Former UFC Champ Dominick Cruz Returns From Oblivion, Waxes Opponent
Before last night, Dominick Cruz, the UFC's one-time 135-lb. champion, hadn't fought in nearly three years due to an awful run of injuries. Then he turned up against Tayeka Mizugaki, the UFC's no. 5-ranked bantamweight, somehow looking at least as good as he ever has. Fighting is a strange sport.
Cruz was unique before he started getting hurt. A defensive stylist whose game was all about speed, angles, and evasiveness, he threw huge numbers of punches less to do damage than to control distance, steering opponents around and generally preventing them from doing anything. His admiration of Willie Pep, the midcentury featherweight who supposedly once won a round in which he didn't throw a punch, showed; Cruz's title bouts against terrific fighters like Demetrious Johnson and Urijah Faber were clinics in the use of negative space.
In May 2012, though, Cruz blew out his knee, and later that year, his body rejected a transplanted ligament. Earlier this year, ahead of a scheduled comeback fight, he tore his groin, leading the UFC to finally strip him of the bantamweight title. All of this would have been devastating for any fighter, let alone one so reliant on his footwork; somehow, though, Cruz came through it fine.

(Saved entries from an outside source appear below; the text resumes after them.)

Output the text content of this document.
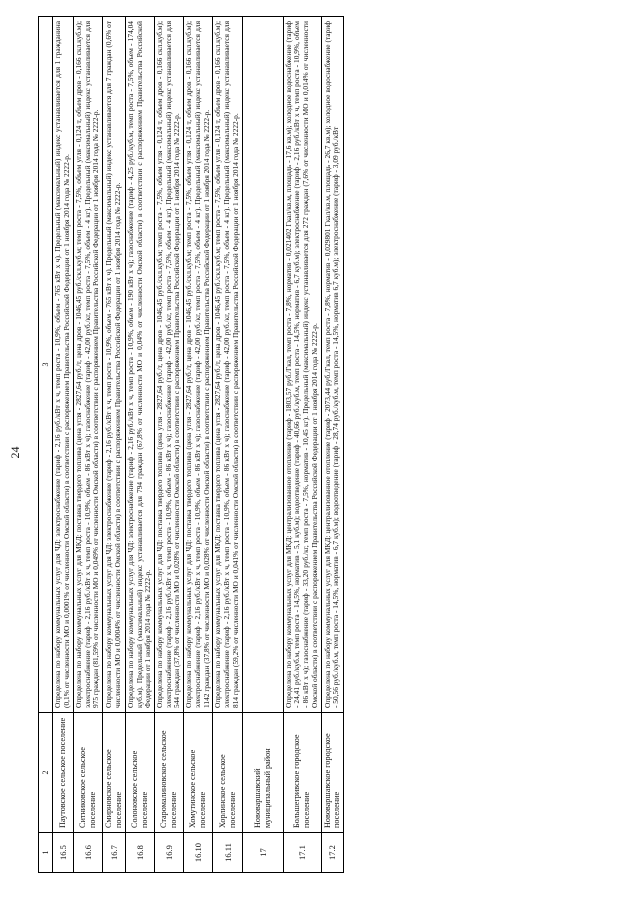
24
1	2	3
16.5	Паутовское сельское поселение	Определена по набору коммунальных услуг для ЧД: электроснабжение (тариф - 2,16 руб./кВт х ч, темп роста - 10,9%, объем - 765 кВт х ч). Предельный (максимальный) индекс устанавливается для 1 гражданина (0,1% от численности МО и 0,0001% от численности Омской области) в соответствии с распоряжением Правительства Российской Федерации от 1 ноября 2014 года № 2222-р.
16.6	Ситниковское сельское поселение	Определена по набору коммунальных услуг для МКД: поставка твердого топлива (цена угля - 2827,64 руб./т, цена дров - 1046,45 руб./скл.куб.м; темп роста - 7,5%, объем угля - 0,124 т, объем дров - 0,166 скл.куб.м); электроснабжение (тариф - 2,16 руб./кВт х ч, темп роста - 10,9%, объем - 86 кВт х ч); газоснабжение (тариф - 42,00 руб./кг, темп роста - 7,5%, объем - 4 кг). Предельный (максимальный) индекс устанавливается для 975 граждан (81,59% от численности МО и 0,049% от численности Омской области) в соответствии с распоряжением Правительства Российской Федерации от 1 ноября 2014 года № 2222-р.
16.7	Смирновское сельское поселение	Определена по набору коммунальных услуг для ЧД: электроснабжение (тариф - 2,16 руб./кВт х ч, темп роста - 10,9%, объем - 765 кВт х ч). Предельный (максимальный) индекс устанавливается для 7 граждан (0,6% от численности МО и 0,0004% от численности Омской области) в соответствии с распоряжением Правительства Российской Федерации от 1 ноября 2014 года № 2222-р.
16.8	Солоновское сельское поселение	Определена по набору коммунальных услуг для ЧД: электроснабжение (тариф - 2,16 руб./кВт х ч, темп роста - 10,9%, объем - 190 кВт х ч); газоснабжение (тариф - 4,25 руб./куб.м, темп роста - 7,5%, объем - 174,04 куб.м). Предельный (максимальный) индекс устанавливается для 794 граждан (67,8% от численности МО и 0,04% от численности Омской области) в соответствии с распоряжением Правительства Российской Федерации от 1 ноября 2014 года № 2222-р.
16.9	Старомалиновское сельское поселение	Определена по набору коммунальных услуг для ЧД: поставка твердого топлива (цена угля - 2827,64 руб./т, цена дров - 1046,45 руб./скл.куб.м; темп роста - 7,5%, объем угля - 0,124 т, объем дров - 0,166 скл.куб.м); электроснабжение (тариф - 2,16 руб./кВт х ч, темп роста - 10,9%, объем - 86 кВт х ч); газоснабжение (тариф - 42,00 руб./кг, темп роста - 7,5%, объем - 4 кг). Предельный (максимальный) индекс устанавливается для 544 граждан (37,8% от численности МО и 0,028% от численности Омской области) в соответствии с распоряжением Правительства Российской Федерации от 1 ноября 2014 года № 2222-р.
16.10	Хомутинское сельское поселение	Определена по набору коммунальных услуг для ЧД: поставка твердого топлива (цена угля - 2827,64 руб./т, цена дров - 1046,45 руб./скл.куб.м; темп роста - 7,5%, объем угля - 0,124 т, объем дров - 0,166 скл.куб.м); электроснабжение (тариф - 2,16 руб./кВт х ч, темп роста - 10,9%, объем - 86 кВт х ч); газоснабжение (тариф - 42,00 руб./кг, темп роста - 7,5%, объем - 4 кг). Предельный (максимальный) индекс устанавливается для 1142 граждан (37,8% от численности МО и 0,028% от численности Омской области) в соответствии с распоряжением Правительства Российской Федерации от 1 ноября 2014 года № 2222-р.
16.11	Хорлинское сельское поселение	Определена по набору коммунальных услуг для МКД: поставка твердого топлива (цена угля - 2827,64 руб./т, цена дров - 1046,45 руб./скл.куб.м; темп роста - 7,5%, объем угля - 0,124 т, объем дров - 0,166 скл.куб.м); электроснабжение (тариф - 2,16 руб./кВт х ч, темп роста - 10,9%, объем - 86 кВт х ч); газоснабжение (тариф - 42,00 руб./кг, темп роста - 7,5%, объем - 4 кг). Предельный (максимальный) индекс устанавливается для 814 граждан (59,2% от численности МО и 0,041% от численности Омской области) в соответствии с распоряжением Правительства Российской Федерации от 1 ноября 2014 года № 2222-р.
17	Нововаршавский муниципальный район	
17.1	Большегривское городское поселение	Определена по набору коммунальных услуг для МКД: централизованное отопление (тариф - 1803,57 руб./Гкал, темп роста - 7,8%, норматив - 0,021402 Гкал/кв.м, площадь - 17,6 кв.м); холодное водоснабжение (тариф - 24,41 руб./куб.м, темп роста - 14,5%, норматив - 5,1 куб.м); водоотведение (тариф - 40,66 руб./куб.м, темп роста - 14,5%, норматив - 6,7 куб.м); электроснабжение (тариф - 2,16 руб./кВт х ч, темп роста - 10,9%, объем - 86 кВт х ч); газоснабжение (тариф - 33,20 руб./кг, темп роста - 7,5%, норматив - 10,45 кг). Предельный (максимальный) индекс устанавливается для 272 граждан (7,6% от численности МО и 0,014% от численности Омской области) в соответствии с распоряжением Правительства Российской Федерации от 1 ноября 2014 года № 2222-р.
17.2	Нововаршавское городское поселение	Определена по набору коммунальных услуг для МКД: централизованное отопление (тариф - 2073,44 руб./Гкал, темп роста - 7,8%, норматив - 0,029801 Гкал/кв.м, площадь - 26,7 кв.м); холодное водоснабжение (тариф - 50,56 руб./куб.м, темп роста - 14,5%, норматив - 6,7 куб.м); водоотведение (тариф - 28,74 руб./куб.м, темп роста - 14,5%, норматив 6,7 куб.м); электроснабжение (тариф - 3,09 руб./кВт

Going by last night, in fact, he looks, if anything, to have evolved. The one criticism of Cruz was always that he was too patient, drawing bouts out and setting traps rather than going for finishes. He didn't do any of that with Mizugaki; instead, he just took out three years' worth of frustration on him, knocking someone out for the first time in more than six years while getting so keyed up that he couldn't even remember what had happened immediately afterward. The whole thing took less than a minute.
This was maybe the best moment on a card that looked terrific in theory and turned out better in practice. Olympic silver medalist Yoel Romero, for instance, won after shenanigans involving him shaking off a near-finish by sitting on his stool 30 seconds longer than he should have been allowed to between rounds; this led to him showing off championship-grade body language in a backstage confrontation with opponent Tim Kennedy:
The whole thing was ridiculous, but it was also entertaining (something the UFC hasn't been very often this year). So was the rest of the card, probably because it was full of excellent athletes in meaningful fights.
Women's bantamweight contender Cat Zingano earned a title shot with a win in her first fight since her husband's death earlier this year; rising featherweight Conor McGregor won by first-round knockout while coming off as a real live ninja due to his silky movement and preposterous spinning kicks; violence enthusiast Donald Cerrone won his fourth fight this year, a good one against former Bellator champion Eddie Alvarez; and flyweight champion Demetrious Johnson dispatched an overmatched challenger in two rounds that showed the astonishing gap in skill between a world-class fighter and a pretty good one. This was all good sports. Afterward, it was announced that Dominick Cruz will get the next shot at bantamweight champion T.J. Dillashaw, and for a moment fighting felt less like a strange sport and more like a straightforward one, where good things happen when they're allowed to.